The last time I bought a bicycle it cost £30. It was sold to me by a fellow student, and I ended up getting a boyfriend into the bargain. They both turned out to be a liability: unreliable, high maintenance and hard to handle. I upgraded to a better one shortly afterwards – boyfriend, that is. Now it’s time to get a better bicycle.
Choosing a new bike is a lot more complicated than it used to be.

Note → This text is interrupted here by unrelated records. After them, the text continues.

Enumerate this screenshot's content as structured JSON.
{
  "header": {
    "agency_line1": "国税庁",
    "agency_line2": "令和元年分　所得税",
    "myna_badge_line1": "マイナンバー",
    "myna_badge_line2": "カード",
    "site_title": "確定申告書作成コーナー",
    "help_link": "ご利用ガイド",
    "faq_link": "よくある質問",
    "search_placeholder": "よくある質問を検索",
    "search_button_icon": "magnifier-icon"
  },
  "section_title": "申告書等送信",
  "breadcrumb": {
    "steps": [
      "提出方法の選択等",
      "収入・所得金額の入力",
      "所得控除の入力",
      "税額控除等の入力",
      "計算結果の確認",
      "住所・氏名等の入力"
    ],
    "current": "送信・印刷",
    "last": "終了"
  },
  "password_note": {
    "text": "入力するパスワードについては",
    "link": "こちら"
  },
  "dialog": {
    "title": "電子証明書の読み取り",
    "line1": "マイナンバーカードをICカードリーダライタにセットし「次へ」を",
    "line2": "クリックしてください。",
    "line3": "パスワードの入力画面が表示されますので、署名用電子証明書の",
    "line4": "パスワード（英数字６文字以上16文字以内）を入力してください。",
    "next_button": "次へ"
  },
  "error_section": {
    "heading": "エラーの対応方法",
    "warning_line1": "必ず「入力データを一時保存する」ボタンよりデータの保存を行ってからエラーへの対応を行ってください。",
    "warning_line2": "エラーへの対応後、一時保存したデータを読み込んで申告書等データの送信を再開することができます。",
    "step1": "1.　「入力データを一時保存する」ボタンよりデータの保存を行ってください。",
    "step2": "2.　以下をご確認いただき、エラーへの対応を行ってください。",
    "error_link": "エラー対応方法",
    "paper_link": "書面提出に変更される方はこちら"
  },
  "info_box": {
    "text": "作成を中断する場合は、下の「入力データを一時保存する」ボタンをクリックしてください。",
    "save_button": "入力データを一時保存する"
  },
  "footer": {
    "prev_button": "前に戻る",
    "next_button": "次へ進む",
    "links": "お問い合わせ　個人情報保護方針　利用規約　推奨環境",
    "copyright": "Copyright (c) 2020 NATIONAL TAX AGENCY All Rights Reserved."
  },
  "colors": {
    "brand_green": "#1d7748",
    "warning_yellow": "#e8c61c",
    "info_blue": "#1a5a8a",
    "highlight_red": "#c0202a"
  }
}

Whereas my previous criteria stretched to “Does it have two wheels and a saddle?”, pedal power now comes in a bewildering array of packages.
Glancing around an Evans Cycles showroom in east London, I count nearly 100 mountain bikes, road bikes, hybrids, folders, BMX bikes, trail bikes, touring bikes, triathlon bikes, single-speed bikes, jump bikes and “nasty fashion bikes”, to quote Stavros, my straight-talking sales rep.
Spend a bit more and you can start to explore the mysterious luxuries of “integrated fusion forks”, “custom-drawn Sonus tubing” and “Mach1 Sub-Zero Disc rims”. Fortunately, with a budget of £300 and a simple desire to get from A to B, I’ve no need to get lost in such complexities.
Stavros steers me towards the mountain bikes, but as the most mountainous obstacle I’m likely to encounter is a cobblestone, this would seem a bit like buying a Humvee to negotiate a speed bump.
Road bikes, the ones I’d call “racers”, look far too sporty; trail bikes are for off-roading; touring bikes are long-distance travellers; and it’s probably a bit late for me to take up BMXing. I can feel myself veering towards the compromise option: a hybrid.
These “combine all the sexy bits of mountain-bike construction with a more practical road setup for easier cycling”, according to the Evans website. They are also a good choice for newbies like me. (And there are a lot of us around; about 3.5m bicycles were sold in the UK last year.)
Opting for a women’s bike reduces the choice to a manageable number: four.
“Between 70% and 80% of our customers at this store are male,” says Stavros, apologetically. I draw the line at a baby-blue Pinnacle and opt for a Ridgeback Rapide Velocity in a more macho silver-grey. It’s a shade over budget and I hand over £315.
But that’s just the start. Stavros wonders whether I’ve thought about mudguards. Locks? Panniers? A helmet? Oh, and then there’s insurance. What have I started?